Air quality in the national capital saw a marginal improvement on Wednesday following favourable meteorological conditions. The air quality, however, remained in the 'poor' category. The central government's Air Quality Early Warning System for Delhi said "fire counts" reduced in Punjab (around 2,400) on Tuesday, but were "still significantly high and are likely to impact the air quality in Delhi-NCR and northwest India".
The share of stubble burning in Delhi's pollution had dropped to 10 per cent on Tuesday due to a change in the wind direction. The city recorded an air quality index (AQI) of 279 at 10 am as wind speed picked up.
The 24-hour average AQI was 302 on Tuesday. It was 293 on Monday and 364 on Sunday.
An AQI between 0 and 50 is considered "good", 51 and 100 "satisfactory", 101 and 200 "moderate",201 and 300 "poor", 301 and 400 "very poor", and 401 and 500 "severe".
According to the Ministry of Earth Sciences' air quality monitor, SAFAR, said the share of stubble burning accounted for 16 per cent of Delhi's pollution on Monday and 40 per cent on Sunday, the maximum so far this season.

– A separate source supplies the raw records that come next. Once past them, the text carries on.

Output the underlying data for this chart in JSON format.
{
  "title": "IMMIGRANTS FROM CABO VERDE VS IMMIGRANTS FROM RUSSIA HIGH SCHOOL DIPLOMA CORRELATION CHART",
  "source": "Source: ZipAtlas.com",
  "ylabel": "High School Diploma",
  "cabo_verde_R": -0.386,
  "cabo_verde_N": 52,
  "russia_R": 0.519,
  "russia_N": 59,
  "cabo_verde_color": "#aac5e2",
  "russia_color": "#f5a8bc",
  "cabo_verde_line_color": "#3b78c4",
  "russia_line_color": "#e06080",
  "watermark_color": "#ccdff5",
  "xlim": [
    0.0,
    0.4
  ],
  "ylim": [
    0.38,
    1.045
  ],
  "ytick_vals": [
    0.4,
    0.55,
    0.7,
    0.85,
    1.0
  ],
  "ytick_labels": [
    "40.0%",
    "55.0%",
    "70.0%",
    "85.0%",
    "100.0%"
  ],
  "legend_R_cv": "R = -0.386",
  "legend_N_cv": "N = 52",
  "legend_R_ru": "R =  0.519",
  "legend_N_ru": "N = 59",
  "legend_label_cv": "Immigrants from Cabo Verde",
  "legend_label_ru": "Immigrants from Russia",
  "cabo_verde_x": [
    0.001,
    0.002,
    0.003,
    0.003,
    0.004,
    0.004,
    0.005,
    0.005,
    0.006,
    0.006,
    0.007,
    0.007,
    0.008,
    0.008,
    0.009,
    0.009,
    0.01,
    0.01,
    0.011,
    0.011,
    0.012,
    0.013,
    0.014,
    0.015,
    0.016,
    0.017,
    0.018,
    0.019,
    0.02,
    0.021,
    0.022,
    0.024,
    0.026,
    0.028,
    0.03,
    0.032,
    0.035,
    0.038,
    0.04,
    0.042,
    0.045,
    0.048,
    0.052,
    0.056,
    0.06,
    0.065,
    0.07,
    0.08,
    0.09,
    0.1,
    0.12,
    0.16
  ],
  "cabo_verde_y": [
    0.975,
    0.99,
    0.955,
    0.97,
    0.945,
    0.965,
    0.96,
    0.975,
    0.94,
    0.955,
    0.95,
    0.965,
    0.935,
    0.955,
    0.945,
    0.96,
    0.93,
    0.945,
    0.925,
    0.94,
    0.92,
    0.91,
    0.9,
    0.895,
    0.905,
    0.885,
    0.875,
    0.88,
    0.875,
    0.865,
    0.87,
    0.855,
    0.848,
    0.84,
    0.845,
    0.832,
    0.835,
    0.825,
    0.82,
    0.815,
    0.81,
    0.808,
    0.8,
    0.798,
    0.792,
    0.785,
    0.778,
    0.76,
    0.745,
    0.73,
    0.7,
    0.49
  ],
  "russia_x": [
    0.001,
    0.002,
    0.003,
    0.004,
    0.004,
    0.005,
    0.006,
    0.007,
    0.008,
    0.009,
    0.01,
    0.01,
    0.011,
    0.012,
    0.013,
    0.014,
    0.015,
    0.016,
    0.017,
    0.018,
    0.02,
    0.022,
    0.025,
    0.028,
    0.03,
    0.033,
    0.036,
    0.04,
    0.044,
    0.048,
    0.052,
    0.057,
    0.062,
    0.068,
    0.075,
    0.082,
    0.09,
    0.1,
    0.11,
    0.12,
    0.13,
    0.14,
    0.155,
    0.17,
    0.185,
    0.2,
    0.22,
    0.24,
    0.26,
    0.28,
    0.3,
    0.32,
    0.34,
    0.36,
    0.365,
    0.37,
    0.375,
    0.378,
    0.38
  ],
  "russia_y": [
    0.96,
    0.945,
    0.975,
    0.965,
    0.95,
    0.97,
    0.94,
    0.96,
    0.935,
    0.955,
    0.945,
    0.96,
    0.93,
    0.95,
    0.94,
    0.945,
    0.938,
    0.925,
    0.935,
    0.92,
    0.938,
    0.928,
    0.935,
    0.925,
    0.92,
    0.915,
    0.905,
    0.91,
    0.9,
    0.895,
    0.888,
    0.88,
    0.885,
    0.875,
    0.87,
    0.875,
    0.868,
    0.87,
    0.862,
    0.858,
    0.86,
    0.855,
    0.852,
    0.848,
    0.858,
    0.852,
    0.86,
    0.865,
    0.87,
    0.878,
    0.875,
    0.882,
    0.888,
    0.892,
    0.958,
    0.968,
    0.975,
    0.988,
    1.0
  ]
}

It was 32 per cent on Saturday, 19 per cent on Friday and 36 per cent on Thursday.
Last year, the farm fire contribution to Delhi's pollution had peaked to 44 per cent on November 1, according to SAFAR data.
According to the India Meteorological Department, the maximum wind speed was 15 kilometers per hour on Wednesday.
The city recorded a minimum temperature of 10.6 degrees Celsius. Calm winds and low temperatures trap pollutants close to the ground, while favourable wind speed helps in their dispersion.
According to the Air Quality Early Warning System for Delhi, the city's ventilation index – a product of mixing depth and average wind speed – was expected to be around 9,5000 metre square per second on Wednesday – favourable for dispersion of pollutants.
Mixing depth is the vertical height in which pollutants are suspended in the air. It reduces on cold days with calm wind speed.
A ventilation index lower than 6,000 sqm/second, with the average wind speed less than 10 kmph, is unfavourable for dispersal of pollutants.